India’s Avian Flu Outbreak Is `Serious,’ WHO Says
Thursday, January 24th, 2008Jan. 23 (Bloomberg) — An outbreak of avian flu in India’s West Bengal state is “serious” and the virus has spread rapidly to many districts, the World Health Organization’s representative said.
The outbreak is the 10th in India since the H5N1 avian influenza virus was first reported to have killed poultry there in February 2006. No human cases have been recorded in India.
India has the capacity to handle the situation as the “fundamentals of planning are sound,” S.J. Habayeb, the organization’s representative in the South Asian nation, said in an interview conducted over e-mail.
The disease has spread to more districts in West Bengal, taking the total number to nine, Farm Minister Sharad Pawar said in New Delhi today. “We are trying to control the situation.”
The government has stepped up culling, with the total number of chickens killed almost doubling to 414,597 today from the 242,200 reported yesterday, according to the agriculture ministry. India confirmed the disease among poultry in the state on Jan. 15.
As many as 116,203 chickens have died from the virus, the ministry said in the release. Samples from six districts have tested negative. About 258 teams have been deployed for culling and surveillance operations in West Bengal, the ministry added.
`Backyard Culling’
“The main problem we are facing is culling in the backyards,” Anisur Rahman, West Bengal’s animal resources minister, said in a telephone interview from the state capital of Kolkata, also known as Calcutta. “In other places, where the disease was reported, the farmers carried their poultry to a central farm in a village. Here, volunteers have to go to each house and convince farmers to do the culling.”

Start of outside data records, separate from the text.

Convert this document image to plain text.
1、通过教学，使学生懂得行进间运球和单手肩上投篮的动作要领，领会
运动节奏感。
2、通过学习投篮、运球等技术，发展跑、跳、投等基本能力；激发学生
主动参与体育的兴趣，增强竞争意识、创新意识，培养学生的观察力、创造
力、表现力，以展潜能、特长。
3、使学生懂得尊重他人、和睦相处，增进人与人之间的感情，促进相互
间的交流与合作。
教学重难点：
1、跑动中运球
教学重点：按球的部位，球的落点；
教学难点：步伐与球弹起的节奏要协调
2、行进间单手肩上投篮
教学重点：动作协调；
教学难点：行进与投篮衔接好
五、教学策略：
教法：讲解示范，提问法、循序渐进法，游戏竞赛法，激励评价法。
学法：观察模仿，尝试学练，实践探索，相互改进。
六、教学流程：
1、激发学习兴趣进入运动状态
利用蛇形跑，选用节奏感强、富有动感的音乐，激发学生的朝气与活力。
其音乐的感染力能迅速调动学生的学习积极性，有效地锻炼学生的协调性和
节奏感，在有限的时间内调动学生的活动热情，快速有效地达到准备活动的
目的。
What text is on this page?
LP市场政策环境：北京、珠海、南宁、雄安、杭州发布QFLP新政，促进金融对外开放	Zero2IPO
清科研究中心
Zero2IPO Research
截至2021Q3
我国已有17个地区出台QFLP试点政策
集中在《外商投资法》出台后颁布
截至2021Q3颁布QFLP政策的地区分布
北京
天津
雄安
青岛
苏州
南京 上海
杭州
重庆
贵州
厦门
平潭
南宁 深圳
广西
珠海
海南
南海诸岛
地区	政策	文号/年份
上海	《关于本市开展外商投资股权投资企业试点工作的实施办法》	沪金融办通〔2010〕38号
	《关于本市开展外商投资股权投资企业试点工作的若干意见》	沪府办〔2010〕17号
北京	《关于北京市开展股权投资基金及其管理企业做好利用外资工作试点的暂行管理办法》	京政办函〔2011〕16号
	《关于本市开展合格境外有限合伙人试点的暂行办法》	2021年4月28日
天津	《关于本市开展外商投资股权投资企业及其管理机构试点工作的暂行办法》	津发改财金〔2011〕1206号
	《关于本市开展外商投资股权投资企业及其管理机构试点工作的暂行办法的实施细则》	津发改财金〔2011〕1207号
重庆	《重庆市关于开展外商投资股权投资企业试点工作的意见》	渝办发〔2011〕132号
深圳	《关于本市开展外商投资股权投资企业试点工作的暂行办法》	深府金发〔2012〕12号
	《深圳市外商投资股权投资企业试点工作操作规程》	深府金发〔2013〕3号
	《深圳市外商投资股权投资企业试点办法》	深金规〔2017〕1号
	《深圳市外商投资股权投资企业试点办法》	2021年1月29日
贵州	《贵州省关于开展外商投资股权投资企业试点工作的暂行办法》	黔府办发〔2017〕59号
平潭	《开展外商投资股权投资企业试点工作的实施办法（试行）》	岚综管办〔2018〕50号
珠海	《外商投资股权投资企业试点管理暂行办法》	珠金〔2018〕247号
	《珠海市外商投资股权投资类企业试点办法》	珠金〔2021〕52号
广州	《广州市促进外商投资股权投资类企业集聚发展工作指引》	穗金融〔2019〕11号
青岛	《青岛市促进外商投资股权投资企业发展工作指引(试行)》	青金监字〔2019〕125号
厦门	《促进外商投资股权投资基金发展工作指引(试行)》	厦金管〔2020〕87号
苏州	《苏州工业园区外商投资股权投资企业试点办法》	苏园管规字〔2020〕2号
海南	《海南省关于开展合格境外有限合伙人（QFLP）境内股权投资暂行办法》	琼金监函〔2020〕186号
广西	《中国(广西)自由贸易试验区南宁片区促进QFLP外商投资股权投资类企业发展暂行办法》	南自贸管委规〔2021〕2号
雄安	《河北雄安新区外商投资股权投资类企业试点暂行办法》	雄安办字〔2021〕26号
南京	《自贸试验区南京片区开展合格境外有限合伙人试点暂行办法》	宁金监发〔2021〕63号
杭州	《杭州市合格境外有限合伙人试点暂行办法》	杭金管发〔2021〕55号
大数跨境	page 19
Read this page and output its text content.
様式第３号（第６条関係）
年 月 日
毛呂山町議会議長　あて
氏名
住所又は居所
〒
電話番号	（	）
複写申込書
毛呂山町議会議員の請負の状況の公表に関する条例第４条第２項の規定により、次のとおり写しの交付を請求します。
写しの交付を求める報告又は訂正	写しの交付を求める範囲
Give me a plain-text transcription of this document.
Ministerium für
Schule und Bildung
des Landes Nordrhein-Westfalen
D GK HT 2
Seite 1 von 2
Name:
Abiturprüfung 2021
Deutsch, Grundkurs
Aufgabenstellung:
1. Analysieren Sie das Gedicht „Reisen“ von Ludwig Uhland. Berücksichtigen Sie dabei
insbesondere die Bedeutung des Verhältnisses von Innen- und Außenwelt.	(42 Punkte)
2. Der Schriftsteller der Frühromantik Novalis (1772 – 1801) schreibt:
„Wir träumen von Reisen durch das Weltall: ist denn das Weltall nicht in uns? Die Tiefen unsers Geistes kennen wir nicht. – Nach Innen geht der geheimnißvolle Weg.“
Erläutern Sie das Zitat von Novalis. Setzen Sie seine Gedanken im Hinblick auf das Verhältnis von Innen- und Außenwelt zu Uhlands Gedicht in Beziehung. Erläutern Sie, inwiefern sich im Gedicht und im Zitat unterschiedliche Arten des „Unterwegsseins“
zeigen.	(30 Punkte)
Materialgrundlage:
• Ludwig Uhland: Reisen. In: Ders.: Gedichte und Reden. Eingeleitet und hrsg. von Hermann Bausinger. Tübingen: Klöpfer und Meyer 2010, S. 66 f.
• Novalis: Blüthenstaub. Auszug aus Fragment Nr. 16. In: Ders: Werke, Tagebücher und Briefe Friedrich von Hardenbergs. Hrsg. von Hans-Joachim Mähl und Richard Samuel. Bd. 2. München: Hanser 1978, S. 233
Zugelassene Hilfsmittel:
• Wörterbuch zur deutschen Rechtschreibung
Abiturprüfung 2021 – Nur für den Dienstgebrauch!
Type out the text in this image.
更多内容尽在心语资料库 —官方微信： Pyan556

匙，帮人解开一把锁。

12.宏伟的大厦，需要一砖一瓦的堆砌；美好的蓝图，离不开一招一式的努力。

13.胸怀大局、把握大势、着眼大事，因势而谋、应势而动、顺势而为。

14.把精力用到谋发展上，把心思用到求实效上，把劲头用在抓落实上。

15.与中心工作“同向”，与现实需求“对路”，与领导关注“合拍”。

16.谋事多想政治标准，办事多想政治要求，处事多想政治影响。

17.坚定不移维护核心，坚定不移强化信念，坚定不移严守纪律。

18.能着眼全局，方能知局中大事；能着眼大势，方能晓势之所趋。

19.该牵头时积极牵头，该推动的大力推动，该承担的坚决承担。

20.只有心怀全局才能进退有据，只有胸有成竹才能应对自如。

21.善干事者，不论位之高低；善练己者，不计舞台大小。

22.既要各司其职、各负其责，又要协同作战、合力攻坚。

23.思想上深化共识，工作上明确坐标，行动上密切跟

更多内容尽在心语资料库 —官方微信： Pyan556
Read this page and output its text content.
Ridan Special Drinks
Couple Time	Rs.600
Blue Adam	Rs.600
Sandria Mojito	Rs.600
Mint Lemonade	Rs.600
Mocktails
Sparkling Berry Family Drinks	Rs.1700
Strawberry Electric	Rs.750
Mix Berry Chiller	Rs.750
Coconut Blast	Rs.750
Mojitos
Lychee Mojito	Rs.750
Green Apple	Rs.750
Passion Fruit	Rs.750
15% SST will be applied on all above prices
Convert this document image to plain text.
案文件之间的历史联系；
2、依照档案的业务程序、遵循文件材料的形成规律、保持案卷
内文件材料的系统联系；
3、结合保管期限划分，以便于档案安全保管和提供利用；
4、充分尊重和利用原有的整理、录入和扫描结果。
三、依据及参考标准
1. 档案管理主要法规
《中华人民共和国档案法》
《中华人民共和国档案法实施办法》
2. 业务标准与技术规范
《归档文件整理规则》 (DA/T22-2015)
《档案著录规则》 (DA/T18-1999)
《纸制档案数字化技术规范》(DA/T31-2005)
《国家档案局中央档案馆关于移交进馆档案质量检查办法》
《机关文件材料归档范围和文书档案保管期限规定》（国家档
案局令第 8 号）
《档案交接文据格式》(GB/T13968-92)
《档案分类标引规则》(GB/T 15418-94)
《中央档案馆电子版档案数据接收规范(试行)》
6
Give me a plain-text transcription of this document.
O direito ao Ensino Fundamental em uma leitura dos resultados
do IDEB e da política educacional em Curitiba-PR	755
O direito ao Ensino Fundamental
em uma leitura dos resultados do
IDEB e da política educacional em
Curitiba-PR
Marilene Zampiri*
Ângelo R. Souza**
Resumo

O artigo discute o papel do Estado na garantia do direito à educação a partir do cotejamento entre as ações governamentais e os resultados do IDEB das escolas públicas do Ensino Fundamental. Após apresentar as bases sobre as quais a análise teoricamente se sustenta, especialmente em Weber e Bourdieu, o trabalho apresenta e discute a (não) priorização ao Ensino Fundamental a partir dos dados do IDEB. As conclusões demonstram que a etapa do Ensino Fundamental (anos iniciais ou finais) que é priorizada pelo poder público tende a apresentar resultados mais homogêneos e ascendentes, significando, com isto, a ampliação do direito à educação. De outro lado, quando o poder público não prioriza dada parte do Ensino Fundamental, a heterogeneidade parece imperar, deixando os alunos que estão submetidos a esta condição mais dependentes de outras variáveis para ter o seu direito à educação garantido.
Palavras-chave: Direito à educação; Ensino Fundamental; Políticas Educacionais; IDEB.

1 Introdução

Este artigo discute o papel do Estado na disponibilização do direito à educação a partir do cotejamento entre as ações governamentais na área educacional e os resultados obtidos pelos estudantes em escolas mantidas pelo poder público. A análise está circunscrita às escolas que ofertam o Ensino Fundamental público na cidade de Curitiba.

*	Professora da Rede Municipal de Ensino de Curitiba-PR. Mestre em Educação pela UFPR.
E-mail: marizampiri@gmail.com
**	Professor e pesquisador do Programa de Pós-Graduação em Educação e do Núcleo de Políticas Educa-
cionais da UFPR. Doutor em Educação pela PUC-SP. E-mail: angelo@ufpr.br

The teams, working in the villages, have gone up from 400 to 650 today, Rahman said.
“Culling is going on at a rapid pace,” he said. “At the same time, we are faced with a situation where poultry is being tested positive from new areas which are far-flung.”
The virus is known to have infected 351 people in 14 countries since late 2003, killing 219 of them, the Geneva-based World Health Organization said on its Web site two days ago. Indonesia has the highest number of fatalities, with 97 deaths.
Millions could die if the H5N1 virus develops the characteristics of seasonal flu and begins spreading easily between humans through coughing and sneezing.
Early signs of the disease range from fever and coughing to diarrhea and vomiting, researchers said in a Jan. 17 report in the New England Journal of Medicine.